Pieces by Ahhness – by Melbourne jeweller and artist Natalia Milosz-Piekarska – combine art and storytelling. The designer believes an engagement ring tells the singular story of a couple. For each of her commissioned pieces, Milosz-Piekarska carefully selects materials for their quality, colour, durability and compatibility to each client. Her work draws on elements of vintage jewellery, contemporised by soft lines and hand-finished surfaces that add a more gentle touch.
Karla Way plays with texture and form to craft pieces that look as though they’ve been plucked straight from the earth. Stones are set deeply in rough metals and organic shapes, with much of her asymmetrical work featuring more than one precious stone. The intention is to explore the intersection of nature and material culture. A selection of work is available to peruse on Way’s website, though there’s more to explore via her stockist, Pieces of Eight. Custom orders should be sent to Way direct.

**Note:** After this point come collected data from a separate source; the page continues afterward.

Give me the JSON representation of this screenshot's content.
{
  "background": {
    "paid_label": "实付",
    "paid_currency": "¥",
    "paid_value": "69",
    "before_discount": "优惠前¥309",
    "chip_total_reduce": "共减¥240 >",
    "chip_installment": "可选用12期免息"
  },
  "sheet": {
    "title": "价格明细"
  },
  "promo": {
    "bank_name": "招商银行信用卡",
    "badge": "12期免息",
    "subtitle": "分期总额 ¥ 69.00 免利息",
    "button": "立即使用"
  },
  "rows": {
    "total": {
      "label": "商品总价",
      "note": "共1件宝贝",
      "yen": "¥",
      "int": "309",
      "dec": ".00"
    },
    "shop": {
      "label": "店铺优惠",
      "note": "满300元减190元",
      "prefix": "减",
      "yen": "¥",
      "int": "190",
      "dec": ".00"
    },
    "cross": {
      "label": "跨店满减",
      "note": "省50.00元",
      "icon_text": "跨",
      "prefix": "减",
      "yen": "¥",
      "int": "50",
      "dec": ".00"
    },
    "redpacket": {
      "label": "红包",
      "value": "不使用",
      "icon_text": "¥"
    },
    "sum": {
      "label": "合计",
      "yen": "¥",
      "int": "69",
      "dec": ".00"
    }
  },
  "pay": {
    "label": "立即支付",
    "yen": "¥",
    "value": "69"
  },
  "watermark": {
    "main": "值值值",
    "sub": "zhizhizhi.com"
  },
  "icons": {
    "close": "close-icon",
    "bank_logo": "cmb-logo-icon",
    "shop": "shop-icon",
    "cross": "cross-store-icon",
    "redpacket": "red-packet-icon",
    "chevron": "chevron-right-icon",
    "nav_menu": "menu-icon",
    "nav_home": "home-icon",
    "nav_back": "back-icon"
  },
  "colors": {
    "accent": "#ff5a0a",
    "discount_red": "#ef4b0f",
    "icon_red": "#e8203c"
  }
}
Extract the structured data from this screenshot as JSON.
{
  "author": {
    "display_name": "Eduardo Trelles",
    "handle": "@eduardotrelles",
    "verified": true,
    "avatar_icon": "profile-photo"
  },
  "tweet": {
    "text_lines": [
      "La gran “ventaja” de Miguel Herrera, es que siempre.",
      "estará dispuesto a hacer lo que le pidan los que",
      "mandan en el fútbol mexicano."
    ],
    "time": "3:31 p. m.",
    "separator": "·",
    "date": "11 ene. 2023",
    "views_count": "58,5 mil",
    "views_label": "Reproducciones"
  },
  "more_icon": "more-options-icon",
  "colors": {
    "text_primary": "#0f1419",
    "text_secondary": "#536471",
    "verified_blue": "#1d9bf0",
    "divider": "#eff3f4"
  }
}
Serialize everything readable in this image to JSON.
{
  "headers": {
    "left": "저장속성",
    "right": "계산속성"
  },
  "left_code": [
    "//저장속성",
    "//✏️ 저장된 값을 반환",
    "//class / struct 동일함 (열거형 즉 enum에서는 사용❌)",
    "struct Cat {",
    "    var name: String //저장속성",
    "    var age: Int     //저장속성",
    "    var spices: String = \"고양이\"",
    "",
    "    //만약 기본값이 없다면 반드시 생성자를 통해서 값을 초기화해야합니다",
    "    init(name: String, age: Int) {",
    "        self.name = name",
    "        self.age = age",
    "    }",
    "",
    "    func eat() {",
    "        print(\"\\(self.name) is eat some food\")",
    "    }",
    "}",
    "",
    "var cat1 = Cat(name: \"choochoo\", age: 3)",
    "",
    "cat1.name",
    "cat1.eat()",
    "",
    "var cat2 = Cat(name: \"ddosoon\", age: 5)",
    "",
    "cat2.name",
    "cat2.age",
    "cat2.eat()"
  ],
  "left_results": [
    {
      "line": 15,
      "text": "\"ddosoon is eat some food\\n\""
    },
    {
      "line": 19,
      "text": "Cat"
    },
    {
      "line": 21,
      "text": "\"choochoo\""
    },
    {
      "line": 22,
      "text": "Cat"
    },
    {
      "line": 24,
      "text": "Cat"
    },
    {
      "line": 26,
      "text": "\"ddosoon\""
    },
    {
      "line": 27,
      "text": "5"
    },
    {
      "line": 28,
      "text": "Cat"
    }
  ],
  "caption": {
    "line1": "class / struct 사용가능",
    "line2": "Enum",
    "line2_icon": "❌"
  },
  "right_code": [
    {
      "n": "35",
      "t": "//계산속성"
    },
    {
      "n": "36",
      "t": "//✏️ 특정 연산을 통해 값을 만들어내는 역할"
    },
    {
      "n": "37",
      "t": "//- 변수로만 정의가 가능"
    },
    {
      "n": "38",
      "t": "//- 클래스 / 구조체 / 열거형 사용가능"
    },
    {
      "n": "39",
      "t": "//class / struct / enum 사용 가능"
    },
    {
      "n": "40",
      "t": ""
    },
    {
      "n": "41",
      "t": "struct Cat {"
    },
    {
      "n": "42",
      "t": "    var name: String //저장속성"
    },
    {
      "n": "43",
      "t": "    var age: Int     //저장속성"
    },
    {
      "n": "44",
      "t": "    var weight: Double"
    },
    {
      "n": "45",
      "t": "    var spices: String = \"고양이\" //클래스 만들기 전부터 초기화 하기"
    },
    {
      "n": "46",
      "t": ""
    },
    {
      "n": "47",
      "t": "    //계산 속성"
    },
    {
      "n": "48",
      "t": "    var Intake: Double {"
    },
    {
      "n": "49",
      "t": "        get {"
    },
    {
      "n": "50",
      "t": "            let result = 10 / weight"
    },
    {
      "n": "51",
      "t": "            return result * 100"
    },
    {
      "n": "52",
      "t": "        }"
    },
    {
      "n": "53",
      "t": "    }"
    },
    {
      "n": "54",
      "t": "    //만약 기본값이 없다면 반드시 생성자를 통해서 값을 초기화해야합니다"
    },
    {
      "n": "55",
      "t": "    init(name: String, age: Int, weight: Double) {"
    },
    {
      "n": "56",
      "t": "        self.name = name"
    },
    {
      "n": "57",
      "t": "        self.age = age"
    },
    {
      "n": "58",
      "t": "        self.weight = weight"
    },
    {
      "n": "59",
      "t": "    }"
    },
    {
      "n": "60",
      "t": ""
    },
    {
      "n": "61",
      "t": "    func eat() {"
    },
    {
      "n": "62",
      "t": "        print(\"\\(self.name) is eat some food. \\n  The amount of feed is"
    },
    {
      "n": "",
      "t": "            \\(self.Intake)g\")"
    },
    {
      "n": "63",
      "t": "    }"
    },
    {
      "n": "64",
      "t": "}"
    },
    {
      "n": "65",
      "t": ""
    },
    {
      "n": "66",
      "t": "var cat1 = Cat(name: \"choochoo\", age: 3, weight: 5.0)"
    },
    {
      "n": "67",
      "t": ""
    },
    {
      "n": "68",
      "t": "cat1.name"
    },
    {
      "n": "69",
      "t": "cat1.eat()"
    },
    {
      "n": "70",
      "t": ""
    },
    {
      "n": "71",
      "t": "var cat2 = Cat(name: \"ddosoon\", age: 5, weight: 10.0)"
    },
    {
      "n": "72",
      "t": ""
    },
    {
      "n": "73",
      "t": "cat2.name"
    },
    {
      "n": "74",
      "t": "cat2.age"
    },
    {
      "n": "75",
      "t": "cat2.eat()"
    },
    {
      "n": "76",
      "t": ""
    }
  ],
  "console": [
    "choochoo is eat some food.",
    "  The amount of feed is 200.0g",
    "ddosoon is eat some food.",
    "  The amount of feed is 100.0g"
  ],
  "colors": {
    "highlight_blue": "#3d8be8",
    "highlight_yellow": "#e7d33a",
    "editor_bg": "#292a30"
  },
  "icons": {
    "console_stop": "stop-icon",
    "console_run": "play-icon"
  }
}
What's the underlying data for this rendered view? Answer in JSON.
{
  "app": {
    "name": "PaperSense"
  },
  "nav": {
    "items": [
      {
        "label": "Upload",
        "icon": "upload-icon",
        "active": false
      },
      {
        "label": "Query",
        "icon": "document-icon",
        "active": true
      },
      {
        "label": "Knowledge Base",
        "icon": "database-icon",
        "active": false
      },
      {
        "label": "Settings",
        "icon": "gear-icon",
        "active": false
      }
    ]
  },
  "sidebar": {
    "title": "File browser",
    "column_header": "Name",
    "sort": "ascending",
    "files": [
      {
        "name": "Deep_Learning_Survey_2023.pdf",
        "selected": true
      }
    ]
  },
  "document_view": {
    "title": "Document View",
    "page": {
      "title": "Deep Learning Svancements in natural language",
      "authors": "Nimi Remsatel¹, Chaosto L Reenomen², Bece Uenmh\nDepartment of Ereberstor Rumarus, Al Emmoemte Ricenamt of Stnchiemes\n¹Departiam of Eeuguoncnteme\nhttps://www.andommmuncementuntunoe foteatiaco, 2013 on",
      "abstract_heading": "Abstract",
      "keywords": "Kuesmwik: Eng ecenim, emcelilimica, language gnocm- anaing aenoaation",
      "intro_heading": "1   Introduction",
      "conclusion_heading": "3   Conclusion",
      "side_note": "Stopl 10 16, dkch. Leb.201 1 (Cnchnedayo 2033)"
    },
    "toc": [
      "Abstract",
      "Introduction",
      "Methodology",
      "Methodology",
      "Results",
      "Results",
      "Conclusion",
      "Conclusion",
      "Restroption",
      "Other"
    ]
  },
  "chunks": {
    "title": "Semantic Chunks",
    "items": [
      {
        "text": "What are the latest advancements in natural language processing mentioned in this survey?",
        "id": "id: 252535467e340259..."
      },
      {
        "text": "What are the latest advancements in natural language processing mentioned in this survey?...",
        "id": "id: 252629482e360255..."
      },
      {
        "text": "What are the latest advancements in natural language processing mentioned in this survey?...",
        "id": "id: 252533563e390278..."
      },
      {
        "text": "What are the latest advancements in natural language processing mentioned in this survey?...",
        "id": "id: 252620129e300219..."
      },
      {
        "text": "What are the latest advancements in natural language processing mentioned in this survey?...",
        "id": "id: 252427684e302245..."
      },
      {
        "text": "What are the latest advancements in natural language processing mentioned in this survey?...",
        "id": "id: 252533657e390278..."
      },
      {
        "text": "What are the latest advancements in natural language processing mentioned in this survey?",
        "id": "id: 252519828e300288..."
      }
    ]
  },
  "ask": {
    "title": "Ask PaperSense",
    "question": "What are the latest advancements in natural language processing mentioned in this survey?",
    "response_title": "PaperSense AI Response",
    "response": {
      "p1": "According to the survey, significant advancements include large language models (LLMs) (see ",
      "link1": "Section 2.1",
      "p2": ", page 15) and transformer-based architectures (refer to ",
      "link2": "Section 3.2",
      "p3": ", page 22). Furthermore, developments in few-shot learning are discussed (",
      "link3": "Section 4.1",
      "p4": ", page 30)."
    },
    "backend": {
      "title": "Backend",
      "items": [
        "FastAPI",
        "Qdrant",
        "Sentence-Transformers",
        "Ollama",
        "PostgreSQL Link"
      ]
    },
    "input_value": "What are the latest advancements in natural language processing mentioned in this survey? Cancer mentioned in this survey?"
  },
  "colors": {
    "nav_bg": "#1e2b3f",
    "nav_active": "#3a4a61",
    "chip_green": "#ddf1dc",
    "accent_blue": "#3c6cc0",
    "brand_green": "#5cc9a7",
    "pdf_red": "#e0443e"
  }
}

Ben Manning is taking a decidedly different approach to jewellery craftsmanship. He’s the brains behind Utopian Creations, a South Australian fine jeweller with an ethical and sustainable focus. Manning sources largely unconventional materials for his work, sometimes including prehistoric and materials from outer-space. All are investigated to ensure they have an ethical trail, a rarity in jewellery making. Utopian Creations primarily specialises in bespoke creations, with attention to detail a priority.